Of the significant asset classes, emerging market equities turned in the worst performance (EEM -0.39%). That was particularly painful for TAA, as a number of models were overweight emerging markets due to their recent strength.
Data Dump:
With such a large pool of published strategies to draw on (40 and counting), we’re able to draw some broad conclusions about the state of TAA. The following two charts help to show trends in the asset classes that TAA as a whole is allocating to over time. Members note that you can see this information updated daily with our Aggregate Asset Allocation report.
The first chart shows the average month-end allocation to categories of assets by all of the strategies that we track. For example, “US Equities” may include everything from the S&P 500 to individual stock market sectors. Two important takeaways from this chart: TAA’s exposure to defensive assets like cash (light blue) and US Treasuries (dark blue) is now at it’s lowest point since late 2004, and exposure to international equities (red) is near it’s highest point since late 2012 (click for a longer view). TAA is positioned aggressively, which will become even clearer in the follow up charts.
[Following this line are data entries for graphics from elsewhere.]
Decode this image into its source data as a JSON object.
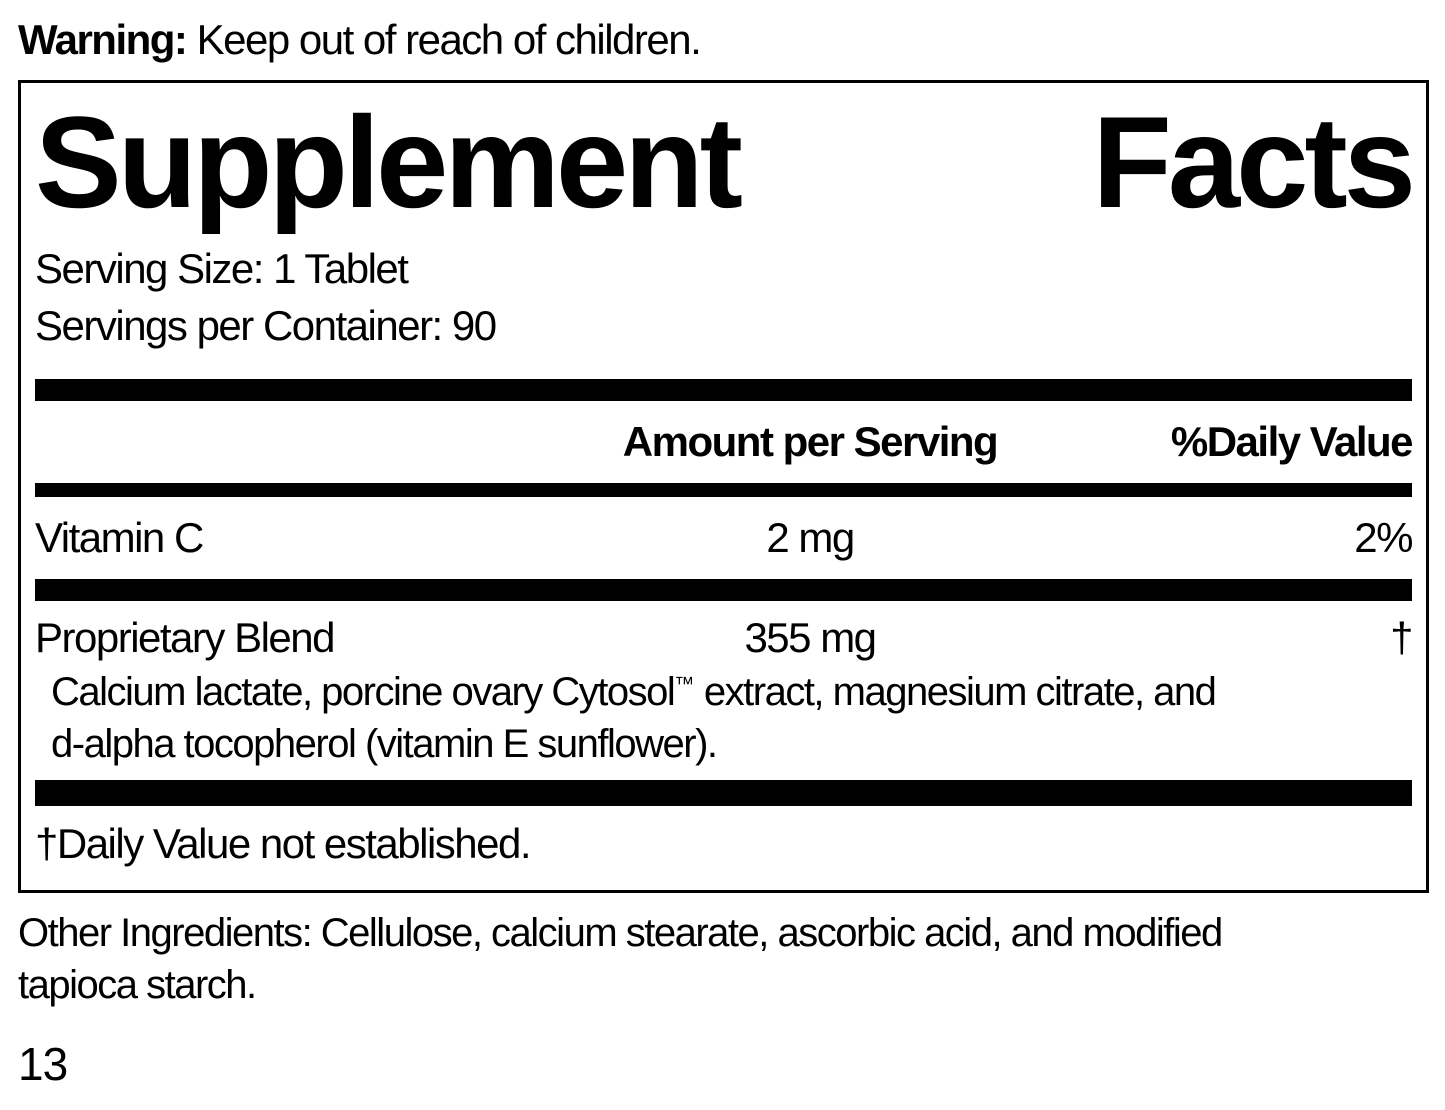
{
  "colors": {
    "ink": "#000000",
    "background": "#ffffff"
  },
  "warning": {
    "label": "Warning:",
    "text": "Keep out of reach of children."
  },
  "panel": {
    "title": {
      "word1": "Supplement",
      "word2": "Facts"
    },
    "serving_size": "Serving Size: 1 Tablet",
    "servings_per_container": "Servings per Container: 90",
    "columns": {
      "amount": "Amount per Serving",
      "daily_value": "%Daily Value"
    },
    "rows": [
      {
        "name": "Vitamin C",
        "amount": "2 mg",
        "daily_value": "2%"
      },
      {
        "name": "Proprietary Blend",
        "amount": "355 mg",
        "daily_value": "†"
      }
    ],
    "blend_description": {
      "line1_before_tm": "Calcium lactate, porcine ovary Cytosol",
      "trademark": "™",
      "line1_after_tm": " extract, magnesium citrate, and",
      "line2": "d-alpha tocopherol (vitamin E sunflower)."
    },
    "footnote": "†Daily Value not established."
  },
  "other_ingredients": {
    "line1": "Other Ingredients: Cellulose, calcium stearate, ascorbic acid, and modified",
    "line2": "tapioca starch."
  },
  "page_number": "13"
}
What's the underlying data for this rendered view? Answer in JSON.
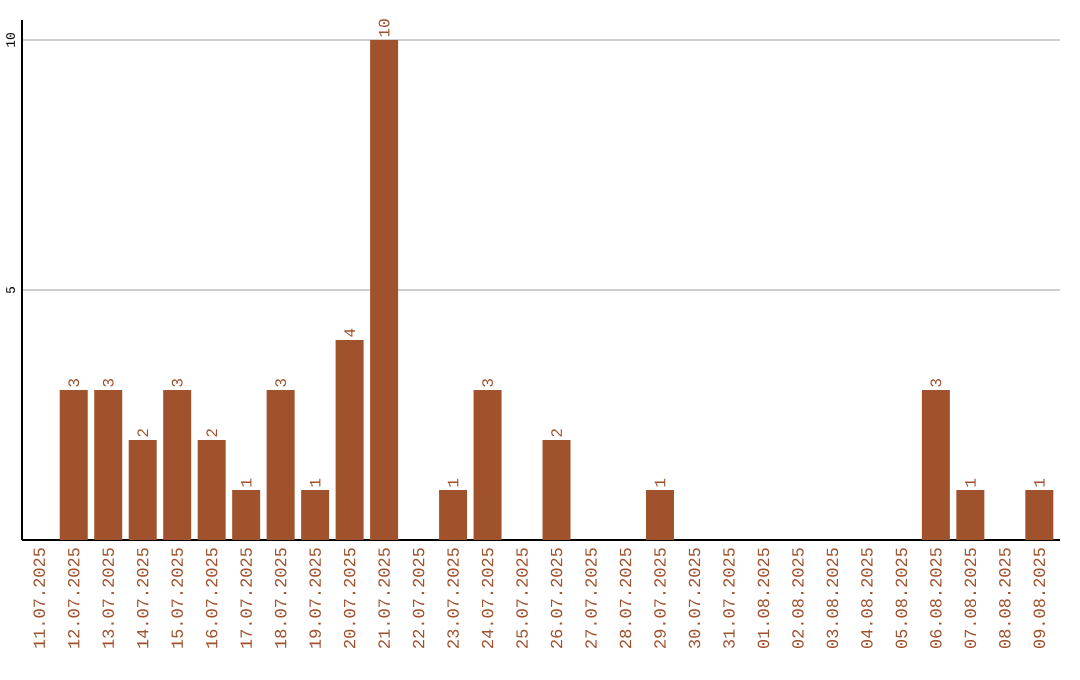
{
  "chart_data": {
    "type": "bar",
    "categories": [
      "11.07.2025",
      "12.07.2025",
      "13.07.2025",
      "14.07.2025",
      "15.07.2025",
      "16.07.2025",
      "17.07.2025",
      "18.07.2025",
      "19.07.2025",
      "20.07.2025",
      "21.07.2025",
      "22.07.2025",
      "23.07.2025",
      "24.07.2025",
      "25.07.2025",
      "26.07.2025",
      "27.07.2025",
      "28.07.2025",
      "29.07.2025",
      "30.07.2025",
      "31.07.2025",
      "01.08.2025",
      "02.08.2025",
      "03.08.2025",
      "04.08.2025",
      "05.08.2025",
      "06.08.2025",
      "07.08.2025",
      "08.08.2025",
      "09.08.2025"
    ],
    "values": [
      0,
      3,
      3,
      2,
      3,
      2,
      1,
      3,
      1,
      4,
      10,
      0,
      1,
      3,
      0,
      2,
      0,
      0,
      1,
      0,
      0,
      0,
      0,
      0,
      0,
      0,
      3,
      1,
      0,
      1
    ],
    "value_labels": [
      null,
      "3",
      "3",
      "2",
      "3",
      "2",
      "1",
      "3",
      "1",
      "4",
      "10",
      null,
      "1",
      "3",
      null,
      "2",
      null,
      null,
      "1",
      null,
      null,
      null,
      null,
      null,
      null,
      null,
      "3",
      "1",
      null,
      "1"
    ],
    "color": "#a0522d",
    "ylim": [
      0,
      10.4
    ],
    "yticks": [
      5,
      10
    ],
    "grid": "y"
  }
}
In the second chart below, we’ve combined average TAA allocation into even broader categories: “risk on” (equities, real estate and high yield bonds) versus “risk off” (everything else). I realize that some asset classes don’t fit neatly into these buckets, but it makes for a useful high level view.
This chart shows that overall allocation to risk assets remains elevated. The last time TAA’s exposure to risk assets stood at these levels was way back in 2007, about 6 months prior to the onset of the Global Financial Crisis (click for a longer view). That’s a good thing if this broad rally continues, but it means that there remains significant exposure to investors here if the market stumbles in December.